Die Hierophanie, so der rumänische Religionswissenschaftler Mircea Eliade, ist das Wesen des Religiösen und unterteilt die menschliche Erfahrung von Raum und Zeit in zwei getrennte Bereiche: das Heilige und das Profane. Wer Zeuge einer Hierophanie oder einfach live dabei sein möchte, wie sich profane Stätten der Massenunterhaltung in heilige Orte verwandeln, hat gute Chancen, dies bei einem Auftritt von Nick Cave zu erleben. Dass seine Konzerte mehr sind als Aufführungen von Musik und kultischen Handlungen gleichen, ist bekannt: In hellen Lichtkegel getaucht, bestreitet Cave weite Teile seiner Show vom Bühnenrand aus und greift dabei nach den entgegengestreckten Händen seiner Fans. Man könnte meinen, er teilt Segnungen aus. Die Bad Seeds halten sich weitestgehend im Hintergrund auf und liefern ein stabiles Soundgerüst, das dem Sänger Raum lässt, um sich in Szene zu setzen. Mit aus der Reihe tanzt lediglich Caves Songwriting-Partner Warren Ellis, der zwischen den Instrumenten hin- und herwechselt und vor allem seine Violine mit vollem Körpereinsatz spielt. Früher hätte man gesagt: ein Teufelsgeiger. Auch optisch fügt sich seine Erscheinung – eingefallenes Gesicht, schulterlanges Haar, grauer Bart – gut ins religiös aufgeladene Gesamtbild, ebenso wie die in wallende Gewänder gehüllten Backgroundsängerinnen mit ihrem Gospelgesang. Kurzum: Wer mit opulenten Inszenierungen dieser Art oder generell mit ungebrochenem Pathos in der Kunst nichts anzufangen weiß, an dem wird der Zauber eines Konzertabends mit Nick Cave vermutlich abprallen. Alle anderen werden sich der charismatischen Bühnenpräsenz des australischen Ausnahmekünstlers schwer entziehen können.

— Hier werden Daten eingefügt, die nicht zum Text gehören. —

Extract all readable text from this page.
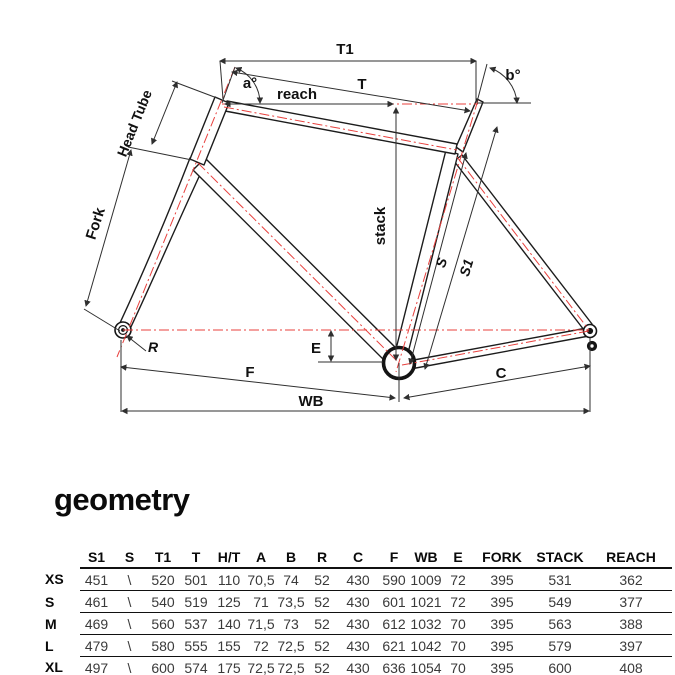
T1
T
a°	b°
reach
stack
Head Tube
Fork
S S1
R	E
F	C
WB
geometry
	S1	S	T1	T	H/T	A	B	R	C	F	WB	E	FORK	STACK	REACH
XS	451	\	520	501	110	70,5	74	52	430	590	1009	72	395	531	362
S	461	\	540	519	125	71	73,5	52	430	601	1021	72	395	549	377
M	469	\	560	537	140	71,5	73	52	430	612	1032	70	395	563	388
L	479	\	580	555	155	72	72,5	52	430	621	1042	70	395	579	397
XL	497	\	600	574	175	72,5	72,5	52	430	636	1054	70	395	600	408
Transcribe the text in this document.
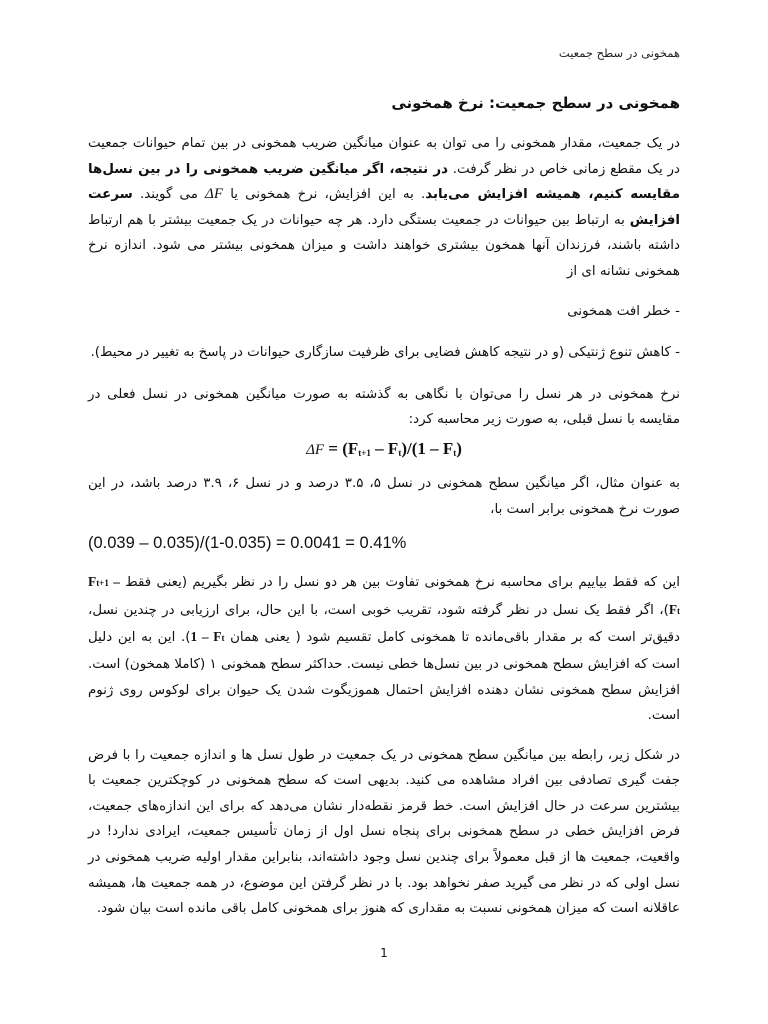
همخونی در سطح جمعیت
همخونی در سطح جمعیت: نرخ همخونی

در یک جمعیت، مقدار همخونی را می توان به عنوان میانگین ضریب همخونی در بین تمام حیوانات جمعیت در یک مقطع زمانی خاص در نظر گرفت. در نتیجه، اگر میانگین ضریب همخونی را در بین نسل‌ها مقایسه کنیم، همیشه افزایش می‌یابد. به این افزایش، نرخ همخونی یا ΔF می گویند. سرعت افزایش به ارتباط بین حیوانات در جمعیت بستگی دارد. هر چه حیوانات در یک جمعیت بیشتر با هم ارتباط داشته باشند، فرزندان آنها همخون بیشتری خواهند داشت و میزان همخونی بیشتر می شود. اندازه نرخ همخونی نشانه ای از

- خطر افت همخونی
- کاهش تنوع ژنتیکی (و در نتیجه کاهش فضایی برای ظرفیت سازگاری حیوانات در پاسخ به تغییر در محیط).

نرخ همخونی در هر نسل را می‌توان با نگاهی به گذشته به صورت میانگین همخونی در نسل فعلی در مقایسه با نسل قبلی، به صورت زیر محاسبه کرد:

$\Delta F = (F_{t+1} - F_t)/(1 - F_t)$

به عنوان مثال، اگر میانگین سطح همخونی در نسل ۵، ۳.۵ درصد و در نسل ۶، ۳.۹ درصد باشد، در این صورت نرخ همخونی برابر است با،

(0.039 – 0.035)/(1-0.035) = 0.0041 = 0.41%

این که فقط بیاییم برای محاسبه نرخ همخونی تفاوت بین هر دو نسل را در نظر بگیریم (یعنی فقط Ft+1 – Ft)، اگر فقط یک نسل در نظر گرفته شود، تقریب خوبی است، با این حال، برای ارزیابی در چندین نسل، دقیق‌تر است که بر مقدار باقی‌مانده تا همخونی کامل تقسیم شود ( یعنی همان 1 – Ft). این به این دلیل است که افزایش سطح همخونی در بین نسل‌ها خطی نیست. حداکثر سطح همخونی ۱ (کاملا همخون) است. افزایش سطح همخونی نشان دهنده افزایش احتمال هموزیگوت شدن یک حیوان برای لوکوس روی ژنوم است.

در شکل زیر، رابطه بین میانگین سطح همخونی در یک جمعیت در طول نسل ها و اندازه جمعیت را با فرض جفت گیری تصادفی بین افراد مشاهده می کنید. بدیهی است که سطح همخونی در کوچکترین جمعیت با بیشترین سرعت در حال افزایش است. خط قرمز نقطه‌دار نشان می‌دهد که برای این اندازه‌های جمعیت، فرض افزایش خطی در سطح همخونی برای پنجاه نسل اول از زمان تأسیس جمعیت، ایرادی ندارد! در واقعیت، جمعیت ها از قبل معمولاً برای چندین نسل وجود داشته‌اند، بنابراین مقدار اولیه ضریب همخونی در نسل اولی که در نظر می گیرید صفر نخواهد بود. با در نظر گرفتن این موضوع، در همه جمعیت ها، همیشه عاقلانه است که میزان همخونی نسبت به مقداری که هنوز برای همخونی کامل باقی مانده است بیان شود.

1
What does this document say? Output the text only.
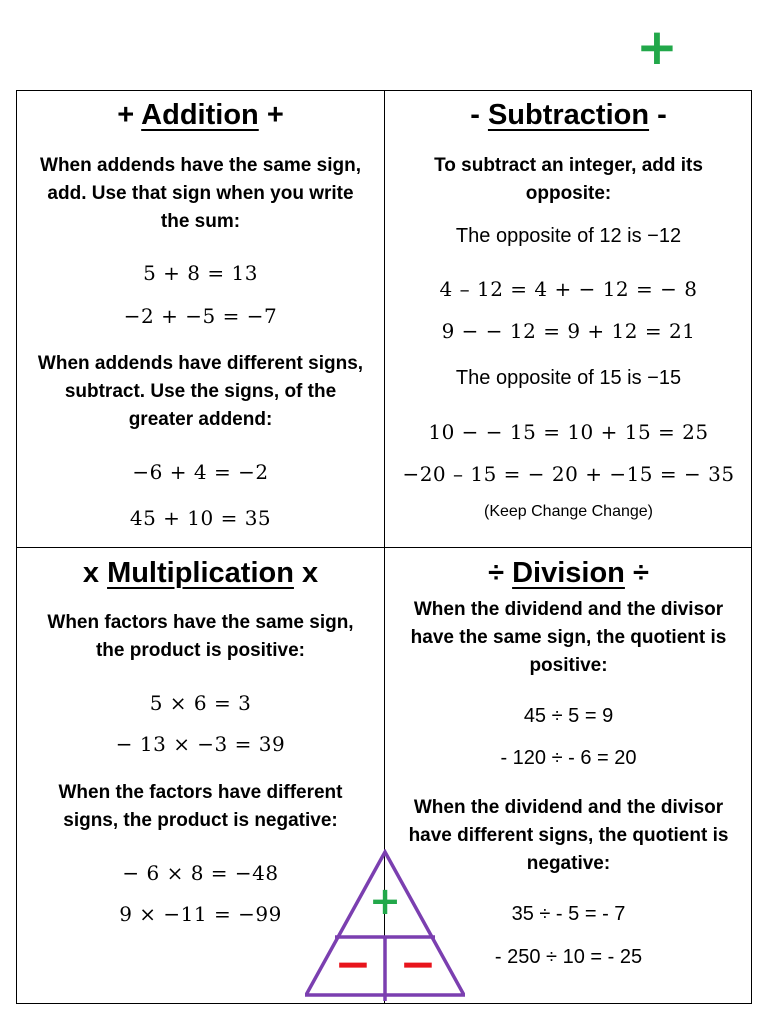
+
+ Addition +
When addends have the same sign,
add. Use that sign when you write
the sum:
5 + 8 = 13
−2 + −5 = −7
When addends have different signs,
subtract. Use the signs, of the
greater addend:
−6 + 4 = −2
45 + 10 = 35
- Subtraction -
To subtract an integer, add its
opposite:
The opposite of 12 is −12
4 – 12 = 4 + − 12 = − 8
9 − − 12 = 9 + 12 = 21
The opposite of 15 is −15
10 − − 15 = 10 + 15 = 25
−20 – 15 = − 20 + −15 = − 35
(Keep Change Change)
x Multiplication x
When factors have the same sign,
the product is positive:
5 × 6 = 3
− 13 × −3 = 39
When the factors have different
signs, the product is negative:
− 6 × 8 = −48
9 × −11 = −99
÷ Division ÷
When the dividend and the divisor
have the same sign, the quotient is
positive:
45 ÷ 5 = 9
- 120 ÷ - 6 = 20
When the dividend and the divisor
have different signs, the quotient is
negative:
35 ÷ - 5 = - 7
- 250 ÷ 10 = - 25
+
− −
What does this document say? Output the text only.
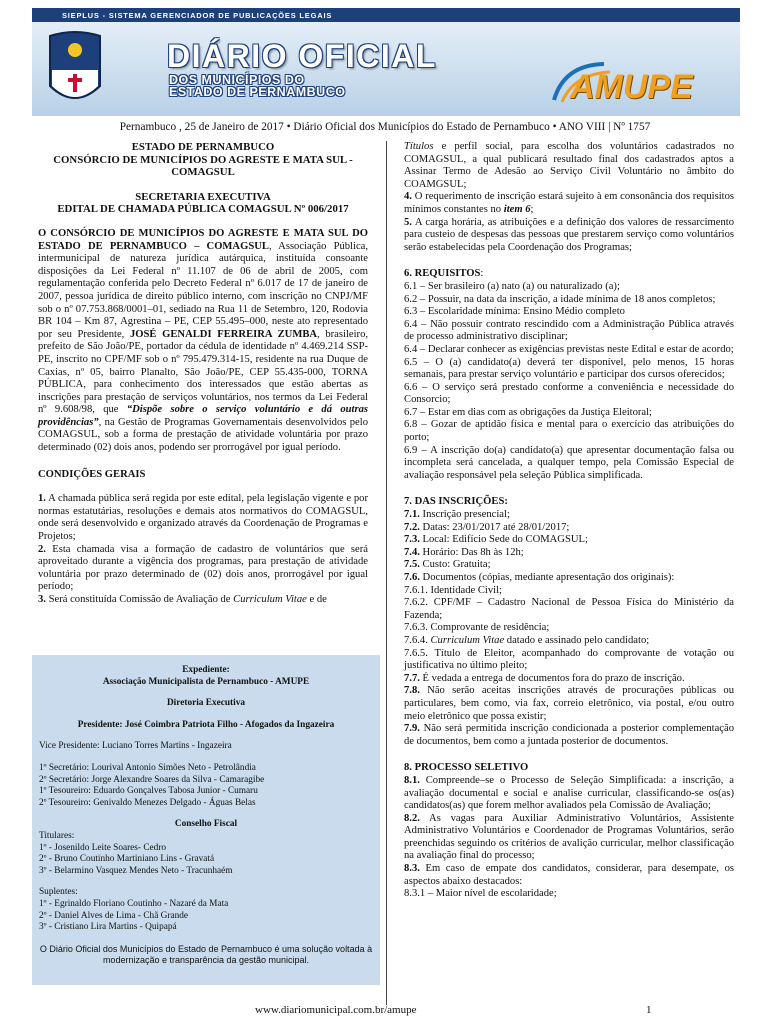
SIEPLUS - SISTEMA GERENCIADOR DE PUBLICAÇÕES LEGAIS
DIÁRIO OFICIAL
DOS MUNICÍPIOS DO
ESTADO DE PERNAMBUCO	AMUPE
Pernambuco , 25 de Janeiro de 2017 • Diário Oficial dos Municípios do Estado de Pernambuco • ANO VIII | Nº 1757
ESTADO DE PERNAMBUCO
CONSÓRCIO DE MUNICÍPIOS DO AGRESTE E MATA SUL - COMAGSUL
SECRETARIA EXECUTIVA
EDITAL DE CHAMADA PÚBLICA COMAGSUL Nº 006/2017

O CONSÓRCIO DE MUNICÍPIOS DO AGRESTE E MATA SUL DO ESTADO DE PERNAMBUCO – COMAGSUL, Associação Pública, intermunicipal de natureza jurídica autárquica, instituída consoante disposições da Lei Federal nº 11.107 de 06 de abril de 2005, com regulamentação conferida pelo Decreto Federal nº 6.017 de 17 de janeiro de 2007, pessoa jurídica de direito público interno, com inscrição no CNPJ/MF sob o nº 07.753.868/0001–01, sediado na Rua 11 de Setembro, 120, Rodovia BR 104 – Km 87, Agrestina – PE, CEP 55.495–000, neste ato representado por seu Presidente, JOSÉ GENALDI FERREIRA ZUMBA, brasileiro, prefeito de São João/PE, portador da cédula de identidade nº 4.469.214 SSP-PE, inscrito no CPF/MF sob o nº 795.479.314-15, residente na rua Duque de Caxias, nº 05, bairro Planalto, São João/PE, CEP 55.435-000, TORNA PÚBLICA, para conhecimento dos interessados que estão abertas as inscrições para prestação de serviços voluntários, nos termos da Lei Federal nº 9.608/98, que “Dispõe sobre o serviço voluntário e dá outras providências”, na Gestão de Programas Governamentais desenvolvidos pelo COMAGSUL, sob a forma de prestação de atividade voluntária por prazo determinado (02) dois anos, podendo ser prorrogável por igual período.

CONDIÇÕES GERAIS

1. A chamada pública será regida por este edital, pela legislação vigente e por normas estatutárias, resoluções e demais atos normativos do COMAGSUL, onde será desenvolvido e organizado através da Coordenação de Programas e Projetos;

2. Esta chamada visa a formação de cadastro de voluntários que será aproveitado durante a vigência dos programas, para prestação de atividade voluntária por prazo determinado de (02) dois anos, prorrogável por igual período;

3. Será constituída Comissão de Avaliação de Curriculum Vitae e de

Expediente:
Associação Municipalista de Pernambuco - AMUPE
Diretoria Executiva
Presidente: José Coimbra Patriota Filho - Afogados da Ingazeira
Vice Presidente: Luciano Torres Martins - Ingazeira
1º Secretário: Lourival Antonio Simões Neto - Petrolândia
2º Secretário: Jorge Alexandre Soares da Silva - Camaragibe
1º Tesoureiro: Eduardo Gonçalves Tabosa Junior - Cumaru
2º Tesoureiro: Genivaldo Menezes Delgado - Águas Belas
Conselho Fiscal
Titulares:
1º - Josenildo Leite Soares- Cedro
2º - Bruno Coutinho Martiniano Lins - Gravatá
3º - Belarmino Vasquez Mendes Neto - Tracunhaém
Suplentes:
1º - Egrinaldo Floriano Coutinho - Nazaré da Mata
2º - Daniel Alves de Lima - Chã Grande
3º - Cristiano Lira Martins - Quipapá
O Diário Oficial dos Municípios do Estado de Pernambuco é uma solução voltada à modernização e transparência da gestão municipal.

Títulos e perfil social, para escolha dos voluntários cadastrados no COMAGSUL, a qual publicará resultado final dos cadastrados aptos a Assinar Termo de Adesão ao Serviço Civil Voluntário no âmbito do COAMGSUL;

4. O requerimento de inscrição estará sujeito à em consonância dos requisitos mínimos constantes no item 6;

5. A carga horária, as atribuições e a definição dos valores de ressarcimento para custeio de despesas das pessoas que prestarem serviço como voluntários serão estabelecidas pela Coordenação dos Programas;

6. REQUISITOS:

6.1 – Ser brasileiro (a) nato (a) ou naturalizado (a);

6.2 – Possuir, na data da inscrição, a idade mínima de 18 anos completos;

6.3 – Escolaridade mínima: Ensino Médio completo

6.4 – Não possuir contrato rescindido com a Administração Pública através de processo administrativo disciplinar;

6.4 – Declarar conhecer as exigências previstas neste Edital e estar de acordo;

6.5 – O (a) candidato(a) deverá ter disponível, pelo menos, 15 horas semanais, para prestar serviço voluntário e participar dos cursos oferecidos;

6.6 – O serviço será prestado conforme a conveniência e necessidade do Consorcio;

6.7 – Estar em dias com as obrigações da Justiça Eleitoral;

6.8 – Gozar de aptidão física e mental para o exercício das atribuições do porto;

6.9 – A inscrição do(a) candidato(a) que apresentar documentação falsa ou incompleta será cancelada, a qualquer tempo, pela Comissão Especial de avaliação responsável pela seleção Pública simplificada.

7. DAS INSCRIÇÕES:

7.1. Inscrição presencial;

7.2. Datas: 23/01/2017 até 28/01/2017;

7.3. Local: Edifício Sede do COMAGSUL;

7.4. Horário: Das 8h às 12h;

7.5. Custo: Gratuita;

7.6. Documentos (cópias, mediante apresentação dos originais):

7.6.1. Identidade Civil;

7.6.2. CPF/MF – Cadastro Nacional de Pessoa Física do Ministério da Fazenda;

7.6.3. Comprovante de residência;

7.6.4. Curriculum Vitae datado e assinado pelo candidato;

7.6.5. Título de Eleitor, acompanhado do comprovante de votação ou justificativa no último pleito;

7.7. É vedada a entrega de documentos fora do prazo de inscrição.

7.8. Não serão aceitas inscrições através de procurações públicas ou particulares, bem como, via fax, correio eletrônico, via postal, e/ou outro meio eletrônico que possa existir;

7.9. Não será permitida inscrição condicionada a posterior complementação de documentos, bem como a juntada posterior de documentos.

8. PROCESSO SELETIVO

8.1. Compreende–se o Processo de Seleção Simplificada: a inscrição, a avaliação documental e social e analise curricular, classificando-se os(as) candidatos(as) que forem melhor avaliados pela Comissão de Avaliação;

8.2. As vagas para Auxiliar Administrativo Voluntários, Assistente Administrativo Voluntários e Coordenador de Programas Voluntários, serão preenchidas seguindo os critérios de avalição curricular, melhor classificação na avaliação final do processo;

8.3. Em caso de empate dos candidatos, considerar, para desempate, os aspectos abaixo destacados:

8.3.1 – Maior nível de escolaridade;

www.diariomunicipal.com.br/amupe	1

Der Auftakt zur bevorstehenden „Wild God“-Welttournee findet im unprätentiösen Oberhausen, in der nach dem Besitzer einer Gebäudereinigungsfirma benannten Rudolf-Weber-Arena, statt. Im Unterschied zur letzten Station des europäischen Teils der Tour, die Mitte November in Paris ihren Abschluss finden wird, bietet zumindest der Ort wenig Glamour für eine Premiere. Auf dem Weg zur ausverkauften Halle, in die gut 12.000 Menschen passen, sind viele Menschen gesetzteren Alters unterwegs. Die meisten offensichtlich Fans nicht erst seit gestern und vermutlich mehr gespannt darauf, welche Songklassiker diesmal auf der Setlist stehen, als das neue, inzwischen achtzehnte Album von Nick Cave and the Bad Seeds präsentiert zu bekommen. Zunächst müssen sich aber alle erst einmal gedulden und den Support Act abwarten.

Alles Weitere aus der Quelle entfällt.